Brandy Cove is a small smugglers' bay on the eastern Gower Peninsula, tucked under limestone cliffs that once served as cover for contraband runs. In local folklore, the caves there became associated with Old Moll, a witch regarded as both cursed and cursing: wherever she walked, misfortune followed in her wake. Children in her vicinity suffered night terrors, animals went lame, and crops rotted in the ground. She was feared rather than pitied, and in some versions of the tradition she was active during the height of the smuggling era, her presence providing a ready explanation for accidents and losses that could not otherwise be accounted for.
The story
The community eventually organised against her. A vigilante group gathered silver coins and had them melted down and cast into bullets, since standard lead was held to have no power against a witch.
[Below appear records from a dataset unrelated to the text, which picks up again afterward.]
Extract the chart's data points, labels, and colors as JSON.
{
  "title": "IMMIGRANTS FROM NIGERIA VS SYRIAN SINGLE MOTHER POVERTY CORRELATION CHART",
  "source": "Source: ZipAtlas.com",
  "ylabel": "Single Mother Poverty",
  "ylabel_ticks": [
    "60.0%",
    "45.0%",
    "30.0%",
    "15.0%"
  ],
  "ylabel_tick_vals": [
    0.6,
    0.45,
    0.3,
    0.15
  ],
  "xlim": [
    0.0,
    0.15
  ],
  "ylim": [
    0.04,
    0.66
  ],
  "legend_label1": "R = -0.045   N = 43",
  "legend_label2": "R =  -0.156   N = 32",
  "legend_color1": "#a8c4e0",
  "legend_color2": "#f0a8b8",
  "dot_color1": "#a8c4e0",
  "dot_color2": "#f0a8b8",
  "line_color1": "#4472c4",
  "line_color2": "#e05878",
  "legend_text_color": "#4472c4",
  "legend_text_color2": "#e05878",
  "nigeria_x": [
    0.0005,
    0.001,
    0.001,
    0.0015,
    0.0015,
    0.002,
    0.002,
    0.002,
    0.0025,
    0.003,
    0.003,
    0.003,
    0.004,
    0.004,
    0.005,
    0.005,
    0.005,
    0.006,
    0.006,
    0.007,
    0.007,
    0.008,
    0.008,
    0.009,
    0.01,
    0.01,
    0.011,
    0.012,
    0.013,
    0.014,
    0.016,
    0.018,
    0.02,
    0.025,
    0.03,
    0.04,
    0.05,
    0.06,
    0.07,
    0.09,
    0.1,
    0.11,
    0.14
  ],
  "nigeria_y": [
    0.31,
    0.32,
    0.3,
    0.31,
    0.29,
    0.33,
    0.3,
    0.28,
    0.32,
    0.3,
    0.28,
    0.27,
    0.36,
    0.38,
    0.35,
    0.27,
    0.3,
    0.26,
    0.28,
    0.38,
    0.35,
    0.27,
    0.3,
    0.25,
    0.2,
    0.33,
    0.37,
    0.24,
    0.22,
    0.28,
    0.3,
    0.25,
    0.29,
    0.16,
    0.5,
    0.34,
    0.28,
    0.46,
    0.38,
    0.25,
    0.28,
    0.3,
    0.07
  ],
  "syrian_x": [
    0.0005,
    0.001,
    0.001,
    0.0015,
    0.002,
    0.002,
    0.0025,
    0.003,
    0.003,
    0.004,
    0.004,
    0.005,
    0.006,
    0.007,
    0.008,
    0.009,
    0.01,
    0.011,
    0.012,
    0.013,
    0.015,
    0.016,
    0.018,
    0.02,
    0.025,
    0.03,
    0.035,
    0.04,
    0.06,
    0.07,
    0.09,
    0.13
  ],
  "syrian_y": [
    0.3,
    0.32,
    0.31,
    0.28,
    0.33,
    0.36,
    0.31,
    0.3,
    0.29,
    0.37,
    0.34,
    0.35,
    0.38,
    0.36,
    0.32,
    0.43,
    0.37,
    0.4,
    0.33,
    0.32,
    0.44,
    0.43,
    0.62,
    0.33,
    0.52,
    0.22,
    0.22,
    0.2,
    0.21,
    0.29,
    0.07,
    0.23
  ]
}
They hunted her to the cave, and the volley of silver struck her in the leg. She escaped — wounded but alive — and left the Gower Peninsula entirely, travelling inland and reportedly carrying her ill-luck with her wherever she went. The tradition does not record her death or ultimate fate, only her expulsion.
The Old Moll legend is documented in Jane Aaron's academic study Welsh Gothic (University of Wales Press) as part of the broader tradition of female supernatural figures on the Gower coast, alongside Gwrach-y-Rhibyn sightings at Pennard Castle and the wider use of caves as liminal spaces in south Welsh folk narrative. The name 'Brandy Cove' itself derives from the smuggling trade that made the bay famous, and local storytelling has long intertwined the supernatural with the criminal at this site.